Aristotle repeatedly qualifies the pleasure of courageous actions relative to other kinds of virtuous actions. This article argues that the pleasure of courageous actions is qualified because virtuous activity and its pleasure is dependent upon external conditions, and the external conditions of courageous actions are particularly constraining. The article shows that Curzer’s explanation of the qualified pleasure of courageous actions by the presence of pain violates Aristotle’s commitment to virtuous actions as being pleasant by their nature.

 

“Kant as Ethical Naturalist: First and Second Natures in Kant's Ethics”, Philosophical Inquiries, special issue on The Virtues and Practical Reason, Vol. 7, No. 2., pp. 111-130.
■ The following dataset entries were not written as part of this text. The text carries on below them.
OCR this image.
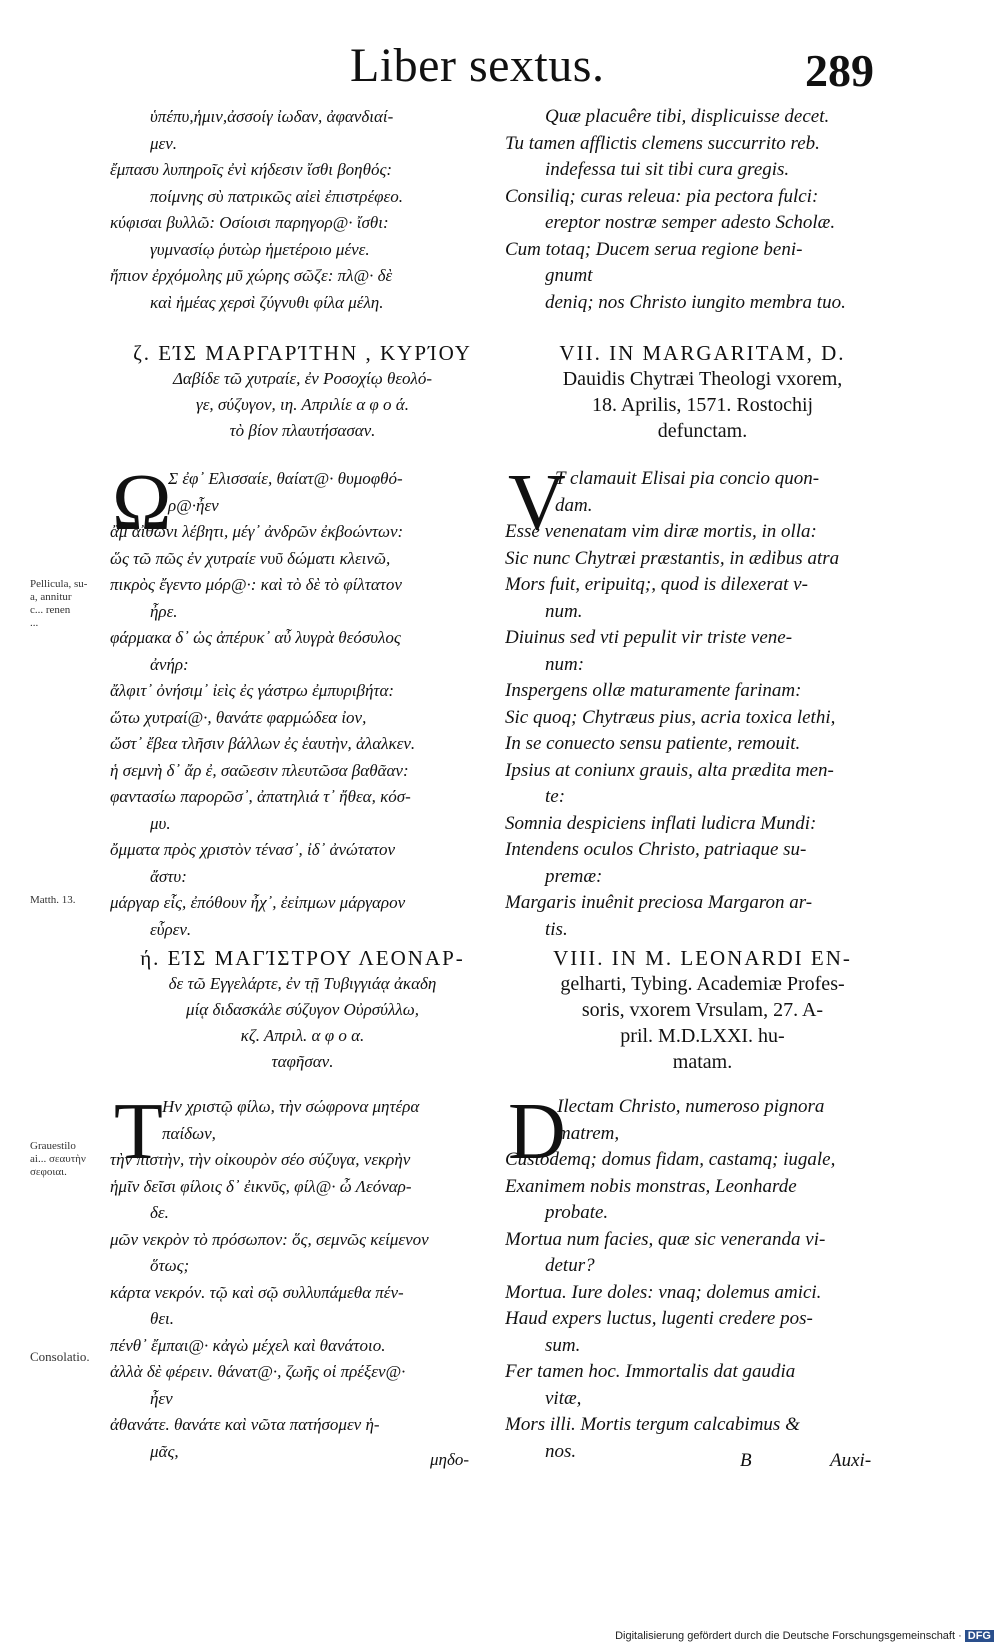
Liber sextus.	289
ὑπέπυ,ἡμιν,ἀσσοίγ ἰωδαν, ἀφανδιαί-
μεν.
ἔμπασυ λυπηροῖς ἐνὶ κήδεσιν ἴσθι βοηθός:
ποίμνης σὺ πατρικῶς αἰεὶ ἐπιστρέφεο.
κύφισαι βυλλῶ: Οσίοισι παρηγορ@· ἴσθι:
γυμνασίῳ ῥυτὼρ ἡμετέροιο μένε.
ἤπιον ἐρχόμολης μῦ χώρης σῶζε: πλ@· δὲ
καὶ ἡμέας χερσὶ ζύγνυθι φίλα μέλη.
Quæ placuêre tibi, displicuisse decet.
Tu tamen afflictis clemens succurrito reb.
indefessa tui sit tibi cura gregis.
Consiliq; curas releua: pia pectora fulci:
ereptor nostræ semper adesto Scholæ.
Cum totaq; Ducem serua regione beni-
gnumt
deniq; nos Christo iungito membra tuo.
ζ. ΕΊΣ ΜΑΡΓΑΡΊΤΗΝ , ΚΥΡΊΟΥ
Δαβίδε τῶ χυτραίε, ἐν Ροσοχίῳ θεολό-
γε, σύζυγον, ιη. Απριλίε α φ ο ά.
τὸ βίον πλαυτήσασαν.
VII. IN MARGARITAM, D.
Dauidis Chytræi Theologi vxorem,
18. Aprilis, 1571. Rostochij
defunctam.
Ω
Σ ἐφ᾽ Ελισσαίε, θαίατ@· θυμοφθό-
ρ@·ἦεν
ἂμ αἴθωνι λέβητι, μέγ᾽ ἀνδρῶν ἐκβοώντων:
ὥς τῶ πῶς ἐν χυτραίε νυῦ δώματι κλεινῶ,
πικρὸς ἔγεντο μόρ@·: καὶ τὸ δὲ τὸ φίλτατον
ἦρε.
φάρμακα δ᾽ ὡς ἀπέρυκ᾽ αὖ λυγρὰ θεόσυλος
ἀνήρ:
ἄλφιτ᾽ ὀνήσιμ᾽ ἰεὶς ἐς γάστρω ἐμπυριβήτα:
ὥτω χυτραί@·, θανάτε φαρμώδεα ἰον,
ὤστ᾽ ἔβεα τλῆσιν βάλλων ἐς ἑαυτὴν, ἀλαλκεν.
ἡ σεμνὴ δ᾽ ἄρ ἐ, σαῶεσιν πλευτῶσα βαθᾶαν:
φαντασίω παρορῶσ᾽, ἀπατηλιά τ᾽ ἤθεα, κόσ-
μυ.
ὄμματα πρὸς χριστὸν τένασ᾽, ἰδ᾽ ἀνώτατον
ἄστυ:
μάργαρ εἷς, ἐπόθουν ἦχ᾽, ἐεἰπμων μάργαρον
εὗρεν.
V
T clamauit Elisai pia concio quon-
dam.
Esse venenatam vim diræ mortis, in olla:
Sic nunc Chytræi præstantis, in ædibus atra
Mors fuit, eripuitq;, quod is dilexerat v-
num.
Diuinus sed vti pepulit vir triste vene-
num:
Inspergens ollæ maturamente farinam:
Sic quoq; Chytræus pius, acria toxica lethi,
In se conuecto sensu patiente, remouit.
Ipsius at coniunx grauis, alta prædita men-
te:
Somnia despiciens inflati ludicra Mundi:
Intendens oculos Christo, patriaque su-
premæ:
Margaris inuênit preciosa Margaron ar-
tis.
Pellicula, su-
a, annitur
c... renen
...
Matth. 13.
ή. ΕΊΣ ΜΑΓΊΣΤΡΟΥ ΛΕΟΝΑΡ-
δε τῶ Εγγελάρτε, ἐν τῇ Τυβιγγιάᾳ ἀκαδη
μίᾳ διδασκάλε σύζυγον Οὐρσύλλω,
κζ. Απριλ. α φ ο α.
ταφῆσαν.
VIII. IN M. LEONARDI EN-
gelharti, Tybing. Academiæ Profes-
soris, vxorem Vrsulam, 27. A-
pril. M.D.LXXI. hu-
matam.
Τ Ην χριστῷ φίλω, τὴν σώφρονα μητέρα
παίδων,
τὴν πιστὴν, τὴν οἰκουρὸν σέο σύζυγα, νεκρὴν
ἡμῖν δεῖσι φίλοις δ᾽ ἐικνῦς, φίλ@· ὦ Λεόναρ-
δε.
μῶν νεκρὸν τὸ πρόσωπον: ὅς, σεμνῶς κείμενον
ὅτως;
κάρτα νεκρόν. τῷ καὶ σῷ συλλυπάμεθα πέν-
θει.
πένθ᾽ ἔμπαι@· κἀγὼ μέχελ καὶ θανάτοιο.
ἀλλὰ δὲ φέρειν. θάνατ@·, ζωῆς οἱ πρέξεν@·
ἦεν
ἀθανάτε. θανάτε καὶ νῶτα πατήσομεν ἡ-
μᾶς,
D
Ilectam Christo, numeroso pignora
matrem,
Custodemq; domus fidam, castamq; iugale,
Exanimem nobis monstras, Leonharde
probate.
Mortua num facies, quæ sic veneranda vi-
detur?
Mortua. Iure doles: vnaq; dolemus amici.
Haud expers luctus, lugenti credere pos-
sum.
Fer tamen hoc. Immortalis dat gaudia
vitæ,
Mors illi. Mortis tergum calcabimus &
nos.
Grauestilo
ai... σεαυτὴν
σεφοιαι.
Consolatio.
μηδο-	B	Auxi-
Digitalisierung gefördert durch die Deutsche Forschungsgemeinschaft · DFG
I argue that Kant's use, in the critical ethical writings, of our nature as autonomous, rational beings (if imperfectly so) to argue against the normative authority of human nature shows Kant's ethical system to instantiate its own distinctive version of ethical naturalism. The formal structure of Kant's argument fits within ethical naturalism: our nature is what explains how we get onto and are bound by ethical norms. What changes is that Kant rejects the authority of human nature to generate these moral norms by arguing that only rational nature as free and autonomous could sanction this sort of normative grip. In order to show the viability of reading Kant as an ethical naturalist, I address two problems: 1) how to specify a Kantian first nature that is not too human, nor too formal and so empty; 2) how to specify a Kantian second nature as some settled disposition towards willing morally good actions and yet compatible with reason's autonomy.

 

“Blowing Off Steam: Freud, Smut, and Samantha Bee's Political Comedy”, in Ethics and Comedy, ed. Steven A. Benko, McFarland. (forthcoming)

In “Blowing Off Steam: Freud, Smut, and Samantha Bee's Political Comedy”, I use Freud's description of how political, purposeful jokes work in ways analogous to smut. I then use this theoretical framework to examine how Full Frontal as feminist comedy reconstitutes Freud's gendered triadic structure of joking. For Freud, jokes are like smut in that they allow for the liberation of sexual and hostile impulses through the playful exchange between the joke teller and the joke listener (typically men) and against the object of the joke (a woman or man one desires/wants to belittle). Bee uses an aggressive, sexually explicit, hostile comedic voice to draw attention to hostility towards women in our political moment and to produce comedic pleasure. This paper offers a more sympathetic account of Freud's theory of the comic, while also considering the power and limitations of comedy to advance political ends and not merely conserve the status quo.